By 1930, the failures of Prohibition were hard to miss. Despite an effort of nearly a decade, the federal government had been unable to stem liquor traffic, and indeed found itself in the midst of increasing complaints about corruption, crime, casual disregard for the law, and diminishing support for Prohibition itself. While the numbers of drunks staggering in the streets had reportedly declined, the character of drinking had changed. Prohibition encouraged the popularity of the cocktail as a mark of modern sophistication by encouraging mixers that disguised the foul taste of low-quality spirits. Drinking moved away from the dinner table into the public world, and women joined men at speakeasies and nightclubs. Alcoholic beverages accompanied college men and women on their dates. Even Americans who might be leery of indulging in alcohol near their neighbors were more willing to do so far from home. American tourists sought out destinations like Miami and Havana where alcoholic beverages were readily available. As one law enforcement officer wryly noted, in Miami every bellhop served as a bartender.
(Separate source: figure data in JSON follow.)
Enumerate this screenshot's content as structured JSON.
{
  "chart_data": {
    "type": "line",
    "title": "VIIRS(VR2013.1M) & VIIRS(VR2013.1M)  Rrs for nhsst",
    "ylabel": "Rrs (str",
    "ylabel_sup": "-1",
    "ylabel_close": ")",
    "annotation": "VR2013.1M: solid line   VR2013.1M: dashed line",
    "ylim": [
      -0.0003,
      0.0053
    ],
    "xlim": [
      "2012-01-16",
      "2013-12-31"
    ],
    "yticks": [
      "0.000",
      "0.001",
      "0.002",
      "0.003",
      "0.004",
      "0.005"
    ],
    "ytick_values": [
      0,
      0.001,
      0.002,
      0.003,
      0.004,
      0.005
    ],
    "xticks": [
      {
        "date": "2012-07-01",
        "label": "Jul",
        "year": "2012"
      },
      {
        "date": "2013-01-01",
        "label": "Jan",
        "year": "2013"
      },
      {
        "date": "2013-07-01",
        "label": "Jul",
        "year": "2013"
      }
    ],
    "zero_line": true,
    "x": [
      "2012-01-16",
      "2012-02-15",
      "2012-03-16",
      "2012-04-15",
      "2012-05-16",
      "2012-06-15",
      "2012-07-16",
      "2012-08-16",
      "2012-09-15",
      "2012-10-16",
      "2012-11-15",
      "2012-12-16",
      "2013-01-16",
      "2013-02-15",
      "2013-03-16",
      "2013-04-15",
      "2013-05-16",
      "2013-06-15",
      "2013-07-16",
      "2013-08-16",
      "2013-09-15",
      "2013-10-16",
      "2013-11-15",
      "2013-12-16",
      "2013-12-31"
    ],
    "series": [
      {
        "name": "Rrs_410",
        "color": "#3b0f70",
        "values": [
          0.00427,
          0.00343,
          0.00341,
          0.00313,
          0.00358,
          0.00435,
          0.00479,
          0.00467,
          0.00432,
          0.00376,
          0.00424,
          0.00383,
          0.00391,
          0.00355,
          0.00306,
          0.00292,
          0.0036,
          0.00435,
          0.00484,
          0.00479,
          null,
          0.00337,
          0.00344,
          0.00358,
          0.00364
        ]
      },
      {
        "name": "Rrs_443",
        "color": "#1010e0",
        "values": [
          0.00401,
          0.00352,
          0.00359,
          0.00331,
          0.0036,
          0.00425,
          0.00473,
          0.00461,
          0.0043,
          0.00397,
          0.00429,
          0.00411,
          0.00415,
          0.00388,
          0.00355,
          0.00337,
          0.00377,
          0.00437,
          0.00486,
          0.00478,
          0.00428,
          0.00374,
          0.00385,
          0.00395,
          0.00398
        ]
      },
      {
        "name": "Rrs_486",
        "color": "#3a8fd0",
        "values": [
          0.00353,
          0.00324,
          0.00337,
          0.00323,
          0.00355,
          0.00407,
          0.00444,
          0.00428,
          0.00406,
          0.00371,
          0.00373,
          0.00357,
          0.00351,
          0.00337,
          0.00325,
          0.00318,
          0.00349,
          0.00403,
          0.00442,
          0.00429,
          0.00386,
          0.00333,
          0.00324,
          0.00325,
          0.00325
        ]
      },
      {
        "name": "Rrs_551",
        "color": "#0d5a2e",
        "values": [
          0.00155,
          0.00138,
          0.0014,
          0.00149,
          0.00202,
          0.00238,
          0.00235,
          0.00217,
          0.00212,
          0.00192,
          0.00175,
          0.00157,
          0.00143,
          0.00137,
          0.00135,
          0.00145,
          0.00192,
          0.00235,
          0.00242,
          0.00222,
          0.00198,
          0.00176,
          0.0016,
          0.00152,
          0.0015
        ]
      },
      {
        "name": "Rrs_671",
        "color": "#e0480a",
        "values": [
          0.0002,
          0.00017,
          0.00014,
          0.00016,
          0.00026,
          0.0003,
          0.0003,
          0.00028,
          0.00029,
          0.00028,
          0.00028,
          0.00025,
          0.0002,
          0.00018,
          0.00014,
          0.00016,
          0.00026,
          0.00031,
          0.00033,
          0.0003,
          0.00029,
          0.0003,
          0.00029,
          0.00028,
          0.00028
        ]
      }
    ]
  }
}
Liquor flowed, of course, because, despite the fervent hopes of temperance activists, Americans never lost their taste for booze. Many of them expressed little real concern about violating the law to quench that thirst, and despite the concerted efforts of the Coast Guard, federal Prohibition agents, and local police to deprive them of alcoholic beverages, Americans continued to drink. Repealing the Prohibition amendment in December 1933 ended bootlegging and the free-for-all that was so profitable for the bootleggers, and brought back a legal trade in alcohol controlled through government regulation. The timing was no accident. Tax revenues from the sale of booze helped support government programs during the Great Depression, making the song “Happy Days Are Here Again” doubly appropriate.